Mit tiefen dunklen Augenringen stand sie da und blickte mich flehentlich an.
    »Ich weiß,
dass du gerade eben erst heimgekommen bist. Ich habe deinen Rennwagen röhren
hören«, erklärte sie mit einem schwachen Lächeln.
    »Darf ich
trotzdem reinkommen?«
    Ich nickte
wortlos und deutete in Richtung Wohnzimmer.
    »Geh schon
mal vor. Ich komme gleich nach, muss mir nur noch kurz die Hände waschen.«
    Im Bad
starrte ich verzweifelt mein blasses Gesicht im Spiegel an. Ich kam mir
abgrundtief schäbig und gemein vor und wäre am liebsten meilenweit vor meiner
Freundin davongelaufen. Ich starb fast an meinem schlechten Gewissen, obwohl
ich mir sicher war, dass Lisa nichts von meiner gemeinsamen Nacht mit Lucas
erfahren hatte.
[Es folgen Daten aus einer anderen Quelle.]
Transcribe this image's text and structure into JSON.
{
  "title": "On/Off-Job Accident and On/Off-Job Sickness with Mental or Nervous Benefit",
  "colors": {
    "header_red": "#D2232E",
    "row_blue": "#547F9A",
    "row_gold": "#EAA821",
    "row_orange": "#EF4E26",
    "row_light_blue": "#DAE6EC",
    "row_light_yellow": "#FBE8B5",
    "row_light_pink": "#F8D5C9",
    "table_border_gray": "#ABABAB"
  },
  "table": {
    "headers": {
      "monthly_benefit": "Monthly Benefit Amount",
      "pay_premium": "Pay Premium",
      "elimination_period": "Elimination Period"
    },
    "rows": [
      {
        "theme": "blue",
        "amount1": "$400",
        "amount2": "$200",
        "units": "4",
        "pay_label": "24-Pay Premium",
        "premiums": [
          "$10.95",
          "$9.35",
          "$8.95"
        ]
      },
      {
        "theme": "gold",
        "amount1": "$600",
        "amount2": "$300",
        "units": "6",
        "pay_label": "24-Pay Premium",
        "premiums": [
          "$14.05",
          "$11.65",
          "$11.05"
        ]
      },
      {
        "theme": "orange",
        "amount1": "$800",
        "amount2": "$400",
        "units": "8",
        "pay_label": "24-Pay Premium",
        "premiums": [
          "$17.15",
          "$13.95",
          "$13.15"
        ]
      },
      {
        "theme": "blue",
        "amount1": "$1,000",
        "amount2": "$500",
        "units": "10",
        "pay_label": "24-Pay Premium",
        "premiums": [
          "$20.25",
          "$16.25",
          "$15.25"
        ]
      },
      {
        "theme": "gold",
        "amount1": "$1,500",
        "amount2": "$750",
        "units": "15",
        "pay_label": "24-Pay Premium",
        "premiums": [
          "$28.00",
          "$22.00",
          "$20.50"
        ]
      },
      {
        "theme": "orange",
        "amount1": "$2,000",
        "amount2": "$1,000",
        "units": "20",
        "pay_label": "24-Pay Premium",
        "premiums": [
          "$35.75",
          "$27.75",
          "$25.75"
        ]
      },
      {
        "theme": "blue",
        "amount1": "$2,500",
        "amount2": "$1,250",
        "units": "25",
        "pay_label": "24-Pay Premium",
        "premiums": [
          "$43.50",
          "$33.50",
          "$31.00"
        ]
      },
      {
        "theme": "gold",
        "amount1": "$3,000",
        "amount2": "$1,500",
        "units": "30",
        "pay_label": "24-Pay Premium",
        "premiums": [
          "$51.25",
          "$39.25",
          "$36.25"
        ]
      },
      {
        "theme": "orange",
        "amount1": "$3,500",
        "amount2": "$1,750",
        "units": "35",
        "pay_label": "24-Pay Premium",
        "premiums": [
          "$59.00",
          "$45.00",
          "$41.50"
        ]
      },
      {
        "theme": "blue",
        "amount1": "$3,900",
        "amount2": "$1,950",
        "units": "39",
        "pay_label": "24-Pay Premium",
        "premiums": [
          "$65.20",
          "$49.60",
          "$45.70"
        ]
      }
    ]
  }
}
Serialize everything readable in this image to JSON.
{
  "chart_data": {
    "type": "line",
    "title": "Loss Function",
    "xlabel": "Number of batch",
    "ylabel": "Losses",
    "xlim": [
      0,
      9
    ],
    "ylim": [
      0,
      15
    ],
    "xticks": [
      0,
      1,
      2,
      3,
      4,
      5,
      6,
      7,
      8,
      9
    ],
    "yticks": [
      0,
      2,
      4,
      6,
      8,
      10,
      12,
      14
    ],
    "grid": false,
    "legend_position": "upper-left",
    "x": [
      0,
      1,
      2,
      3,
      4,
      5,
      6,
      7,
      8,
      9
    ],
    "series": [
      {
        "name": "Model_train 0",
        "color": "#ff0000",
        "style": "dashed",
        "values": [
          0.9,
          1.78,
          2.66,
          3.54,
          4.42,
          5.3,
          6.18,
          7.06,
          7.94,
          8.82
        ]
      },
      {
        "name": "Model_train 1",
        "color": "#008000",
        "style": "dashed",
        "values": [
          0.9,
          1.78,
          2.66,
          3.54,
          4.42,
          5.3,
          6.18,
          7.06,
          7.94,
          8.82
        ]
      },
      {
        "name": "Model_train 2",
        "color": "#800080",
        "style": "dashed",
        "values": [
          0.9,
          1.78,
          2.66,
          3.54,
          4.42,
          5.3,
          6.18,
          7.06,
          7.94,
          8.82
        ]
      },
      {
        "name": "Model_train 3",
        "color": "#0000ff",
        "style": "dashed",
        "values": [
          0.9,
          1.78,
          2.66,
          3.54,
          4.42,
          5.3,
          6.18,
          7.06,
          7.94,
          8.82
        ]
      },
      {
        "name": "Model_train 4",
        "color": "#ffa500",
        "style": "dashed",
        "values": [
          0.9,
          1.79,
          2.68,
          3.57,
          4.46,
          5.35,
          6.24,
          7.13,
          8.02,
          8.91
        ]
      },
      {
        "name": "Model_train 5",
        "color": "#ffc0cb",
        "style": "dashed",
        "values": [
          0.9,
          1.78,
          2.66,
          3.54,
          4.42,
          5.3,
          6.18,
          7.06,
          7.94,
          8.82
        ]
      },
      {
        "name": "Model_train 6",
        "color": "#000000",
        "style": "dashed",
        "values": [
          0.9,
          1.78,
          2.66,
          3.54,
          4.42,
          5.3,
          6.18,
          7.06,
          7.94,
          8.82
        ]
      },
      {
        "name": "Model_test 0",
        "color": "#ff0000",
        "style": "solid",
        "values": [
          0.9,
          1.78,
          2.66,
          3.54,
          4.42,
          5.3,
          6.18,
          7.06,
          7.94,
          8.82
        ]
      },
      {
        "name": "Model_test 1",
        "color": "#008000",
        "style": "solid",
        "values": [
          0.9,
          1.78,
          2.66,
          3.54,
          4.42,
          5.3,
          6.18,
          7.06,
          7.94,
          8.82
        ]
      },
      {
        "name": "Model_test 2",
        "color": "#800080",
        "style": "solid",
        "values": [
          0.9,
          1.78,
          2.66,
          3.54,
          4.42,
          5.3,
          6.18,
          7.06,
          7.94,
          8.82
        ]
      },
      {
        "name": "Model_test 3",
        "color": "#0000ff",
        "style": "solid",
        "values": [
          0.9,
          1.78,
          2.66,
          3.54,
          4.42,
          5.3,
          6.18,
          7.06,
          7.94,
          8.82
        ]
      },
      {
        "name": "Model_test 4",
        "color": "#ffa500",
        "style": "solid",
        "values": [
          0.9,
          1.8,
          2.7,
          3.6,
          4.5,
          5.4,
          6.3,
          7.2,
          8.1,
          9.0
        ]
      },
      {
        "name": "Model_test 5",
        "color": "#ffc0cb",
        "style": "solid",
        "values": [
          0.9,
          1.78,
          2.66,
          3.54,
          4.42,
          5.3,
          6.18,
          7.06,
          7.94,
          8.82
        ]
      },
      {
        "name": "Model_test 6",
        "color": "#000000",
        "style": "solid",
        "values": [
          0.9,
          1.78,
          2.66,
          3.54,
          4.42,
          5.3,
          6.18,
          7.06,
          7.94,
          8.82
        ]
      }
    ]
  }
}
Sie war zu mir gekommen, um mit mir über ihre Schwangerschaft -
ich erstickte fast an diesem Wort - zu sprechen.
    Meine
Vermutung bestätigte sich, als ich ihr wenig später gegenüber saß.
    Unglücklich
starrte sie mich an.
    »Tessa, ich
weiß nicht, was ich tun soll. Ich habe Lucas erzählt, dass ich ein Baby
erwarte. Für ihn ist alles klar: Wir werden Eltern und er freut sich auf das
Kind. Ich liebe ihn. Aber ich bin hin- und hergerissen. Ich will noch keine
Kinder. Wir kennen uns erst seit ein paar Monaten. Nur, weil ich mir vor sieben
Wochen diesen Magen-Darm-Virus eingefangen und mich zweimal übergeben habe, hat
meine Pille versagt. Ich Idiot habe zugelassen, dass wir ohne Zusatzschutz
danach miteinander geschlafen haben. Wir hatten uns wegen meines geplanten New
York-Trips gestritten und dann spontan im Bett versöhnt.«
    So genau
wollte ich es nun wirklich nicht wissen. Bilder von Lucas und Lisa in
leidenschaftlicher Umarmung rasten durch meinen Kopf. Es tat höllisch weh und ich
zuckte zusammen. Lisa hatte es glücklicherweise nicht bemerkt. Sie rechtfertigte
sich weiter:
    »Das ist doch
keine gute Voraussetzung dafür, ein Kind zu bekommen und großzuziehen. Ich will
diese Schwangerschaft abbrechen lassen. Aber Lucas will nichts davon hören. Er
liebt Kinder und sagt, dieses Baby hätte ein Recht darauf, zu leben.«
    Jetzt war es
an mir, sie entsetzt anzustarren. Sie wollte Lucas´ Kind nicht?
    Ja, war sie
denn jetzt völlig von allen guten Geistern verlassen?
    Und jetzt
sollte ich den advocatus diaboli spielen und ihr auch noch gut zureden? In diesem
Moment hasste ich meine Freundin für das was sie mir, ohne es zu wissen, antat.
    Ich setzte
mich gerade hin und straffte meine Wirbelsäule. Und dann legte ich los und
schaufelte mir mein eigenes Grab.
    »Lisa, bist
du wahnsinnig? Du sagst, du liebst ihn und willst das Kind, auf das er sich
freut, nicht bekommen? Sei froh, dass er es so aufnimmt und zu dir steht, sogar
gerne Vater werden möchte. Ihr beide seid keine achtzehn mehr, lebt in
finanziell gesicherten Verhältnissen und ob ihr euch nun ein paar Monate oder
Jahre kennt, spielt doch keine Rolle. Er beweist dir gerade, dass er dich nicht
im Stich lässt. Du kannst dich auf ihn verlassen und das ist weiß Gott sehr
viel wert.«
    Lisa war noch
nicht überzeugt.
    »Ja, aber ich
habe grässliche Angst. Angst vor der Schwangerschaft, vor der Geburt und davor,
keine gute Mutter zu sein. Ich kann mit Kindern nicht umgehen, das hat man doch
schon an dem Wochenende mit Johanna und Tim gesehen! Außerdem liebe ich meinen
Job, obwohl er sehr zeitintensiv ist. Wie soll das mit einem Kind gehen?«
    Mein
Engelchen war stinksauer. Lass ihr doch ihren Willen! flüsterte es mir
zu. D ann ist es zwischen ihr und Lucas aus. Das verzeiht er ihr nicht. Und
du kannst ihn haben!
    Nein, ich
konnte ihn nicht haben. Nicht nach all den Lügen, die ich ihm an den Kopf
geworfen hatte. Ich hatte dies in selbstloser Absicht getan, damit einer
glücklichen Familiengründung nichts im Wege stand.
    Außerdem
hatte ich dutzendfach in meiner Praxis miterlebt, wie sehr Frauen ihre
Entscheidung, ein Kind abzutreiben, oft jahrzehntelang danach noch bitter
bereuten. Sie sahen Kinder auf der Straße und rechneten sich ständig aus, wie
alt ihr Kind jetzt wäre, wie es ausgesehen hätte und was aus ihm geworden wäre,
wenn es hätte leben dürfen. Ganz schlimm wurde es, wenn sie aus irgendwelchen
Gründen später trotz Kinderwunsch nicht mehr schwanger wurden. Das konnte und
wollte ich Lisa ersparen, wenn es mir gelang, sie zu überzeugen.